An atomically thin layer of hexagonal boron nitride is sandwiched between gold and electricity, which can be used as a switch for transmitting 5G or even higher frequencies. Monomer boron

Engineers in Texas designed a memory-like non-volatile 2D hexagonal boron nitride switch.

Atomic-level two-dimensional materials are useful in many ways, but until two years ago, no one thought they could make better storage devices. Deji Akinwande, Jack Lee and their team at UT Austin tried it out. Facts have proved that sandwiching a 2D material like molybdenum disulfide between two electricity forms a memory-a double-ended device that stores data by changing its resistance. In the research report last week, they have demonstrated a very important potential application of these "atomic resistors"-analog radio frequency switches, suitable for 5G and even future 6G radios.

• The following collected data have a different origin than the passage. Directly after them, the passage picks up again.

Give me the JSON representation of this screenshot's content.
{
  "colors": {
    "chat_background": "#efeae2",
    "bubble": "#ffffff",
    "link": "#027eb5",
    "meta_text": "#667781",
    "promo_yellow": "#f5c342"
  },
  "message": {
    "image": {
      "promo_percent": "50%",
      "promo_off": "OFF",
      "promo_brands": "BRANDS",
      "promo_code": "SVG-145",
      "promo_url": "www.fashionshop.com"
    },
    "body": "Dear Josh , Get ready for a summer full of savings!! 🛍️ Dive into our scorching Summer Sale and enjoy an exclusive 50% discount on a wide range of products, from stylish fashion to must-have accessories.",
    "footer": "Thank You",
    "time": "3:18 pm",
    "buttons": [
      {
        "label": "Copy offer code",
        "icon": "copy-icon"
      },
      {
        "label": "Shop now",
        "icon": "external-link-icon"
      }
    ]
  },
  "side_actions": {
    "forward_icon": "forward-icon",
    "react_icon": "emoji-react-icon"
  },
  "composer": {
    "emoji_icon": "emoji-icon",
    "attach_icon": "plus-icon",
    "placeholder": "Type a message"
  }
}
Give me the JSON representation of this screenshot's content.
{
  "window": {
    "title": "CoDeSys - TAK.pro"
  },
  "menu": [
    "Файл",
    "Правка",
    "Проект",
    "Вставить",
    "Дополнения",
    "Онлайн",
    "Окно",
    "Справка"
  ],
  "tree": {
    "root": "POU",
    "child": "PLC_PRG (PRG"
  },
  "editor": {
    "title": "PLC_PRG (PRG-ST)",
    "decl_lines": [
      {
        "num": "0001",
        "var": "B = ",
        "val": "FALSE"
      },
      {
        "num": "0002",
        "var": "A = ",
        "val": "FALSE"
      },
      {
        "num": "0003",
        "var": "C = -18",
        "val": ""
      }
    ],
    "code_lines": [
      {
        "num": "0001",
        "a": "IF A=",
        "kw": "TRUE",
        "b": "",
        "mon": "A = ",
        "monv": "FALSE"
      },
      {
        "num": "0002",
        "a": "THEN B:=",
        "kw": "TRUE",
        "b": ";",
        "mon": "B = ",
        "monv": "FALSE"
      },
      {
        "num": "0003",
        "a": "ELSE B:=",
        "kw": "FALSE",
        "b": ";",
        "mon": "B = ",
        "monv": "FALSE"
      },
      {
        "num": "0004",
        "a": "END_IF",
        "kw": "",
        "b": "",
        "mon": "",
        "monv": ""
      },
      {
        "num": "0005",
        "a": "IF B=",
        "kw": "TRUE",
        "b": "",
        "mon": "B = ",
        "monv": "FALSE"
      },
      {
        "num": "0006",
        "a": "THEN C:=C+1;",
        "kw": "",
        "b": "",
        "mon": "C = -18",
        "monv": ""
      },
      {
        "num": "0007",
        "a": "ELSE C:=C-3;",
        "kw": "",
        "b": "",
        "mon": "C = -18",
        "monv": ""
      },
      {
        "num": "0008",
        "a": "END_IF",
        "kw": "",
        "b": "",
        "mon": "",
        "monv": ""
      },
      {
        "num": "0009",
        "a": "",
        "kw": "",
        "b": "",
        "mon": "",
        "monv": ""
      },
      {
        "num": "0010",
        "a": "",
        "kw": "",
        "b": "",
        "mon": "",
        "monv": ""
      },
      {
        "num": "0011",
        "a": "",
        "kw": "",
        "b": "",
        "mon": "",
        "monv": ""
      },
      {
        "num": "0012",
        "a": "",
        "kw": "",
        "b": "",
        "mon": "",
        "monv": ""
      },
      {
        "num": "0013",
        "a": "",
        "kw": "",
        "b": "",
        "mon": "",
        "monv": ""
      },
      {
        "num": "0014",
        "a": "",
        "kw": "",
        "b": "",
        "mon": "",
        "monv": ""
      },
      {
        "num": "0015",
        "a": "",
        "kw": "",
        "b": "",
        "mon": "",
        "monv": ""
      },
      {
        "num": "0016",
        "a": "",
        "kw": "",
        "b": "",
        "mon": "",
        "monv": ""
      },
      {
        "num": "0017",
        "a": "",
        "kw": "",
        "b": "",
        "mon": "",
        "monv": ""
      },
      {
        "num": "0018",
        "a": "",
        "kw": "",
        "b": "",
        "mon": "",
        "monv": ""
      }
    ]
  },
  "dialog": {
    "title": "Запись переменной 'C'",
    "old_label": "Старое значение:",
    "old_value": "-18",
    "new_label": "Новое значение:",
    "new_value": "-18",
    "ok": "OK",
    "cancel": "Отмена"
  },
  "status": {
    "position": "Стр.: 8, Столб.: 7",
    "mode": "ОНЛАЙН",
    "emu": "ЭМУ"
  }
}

Cellular radio has done a lot of conversions. They switch between different frequencies to prevent interference, and switch between signals of different phases to control the data beam. The RF switch is a very demanding device and requires a combination of features that are difficult to obtain. Fast switching, low resistance, high isolation resistance, and small leakage are what today's switches do not have. They should remain in place without power. If you don’t have to turn on the radio switch, a battery-based IoT system may last longer. This is what the new nanoscale atomic resistor switch can do now, not for 5G frequencies, but also for possible 6G frequencies in the future.

A memristor is usually composed of two electrically sandwiched pillars of edge material (such as oxide material). The device starts in a high-resistance state and prevents the flow of current. But if the voltage is increased to a high level, oxygen will be squeezed out of the oxide to form a conductive path. In this state, the device can now easily pass current. A high voltage in the opposite direction will put the oxygen back in place, restoring its resistance.

A layer of hexagonal boron nitride forms a nanoscale switch.

Since there is no vertical dimension to form a conductive path in a two-dimensional semiconductor, this will not happen. In contrast, Akinwande's research team found that certain naturally occurring defects in the lattice of two-dimensional materials produce this effect. These defects are the lack of atoms. Generally, the resistance of two-dimensional materials is very high, but if there is a voltage, the gold atoms on the electricity will temporarily move into the gap, making the material conductive. Akinwande said: "Basically, it's like Airbnb. They are just renting a house," a strong reverse voltage will push gold out.

The atomic reaction was first discovered using molybdenum disulfide as a two-dimensional material. But for the RF switch, when it is off, the signal is strongly blocked, "What you really need is a conditional body." Therefore, the team and their collaborators in Lille turned to hexagonal boron nitride (hBN), which is one A two-dimensional marginal body that has been widely studied.

Akinwande: "Usually when people use hBN, they use several layers." But over time, his team was able to make switches with layers of material 0.3 nanometers thick. "People are shocked by this result." The key is that hBN cannot be produced with any defects large enough to allow current to pass. "It's almost perfect."

The key advantage of the RF switch is its cut-off frequency. It is a combination of on-state resistance and off-state capacitance. In a good switch, both should be low. The Hertz value of the cutoff frequency indicates that the device is a good choice for RF switches, and the experimental hBN device scored 129 Terahertz. As part of the test, the team used a 100 gigahertz carrier frequency to transmit real-time high-definition video at a speed of 8.5 gigahertz per second. They introduced that this frequency meets the 5G streaming media requirements. At this data rate, several movies can be downloaded in a few seconds. They published their findings in the journal Nature Electronics.

For 5G frequencies, Akinwande is exploring commercialization to further develop nanoscale switches. Although the research equipment was demonstrated using gold on a diamond substrate, Akinwande said that the process of manufacturing these RF switches is compatible with the CMOS process used in the factory. He pointed out that several research institutes and TSMC have shown that hBN and silicon can be integrated.

For 6G frequencies, which are expected to include frequencies in the terahertz range (300 to 3000 GHz), the UT Austin team is planning to conduct new laboratory measurements.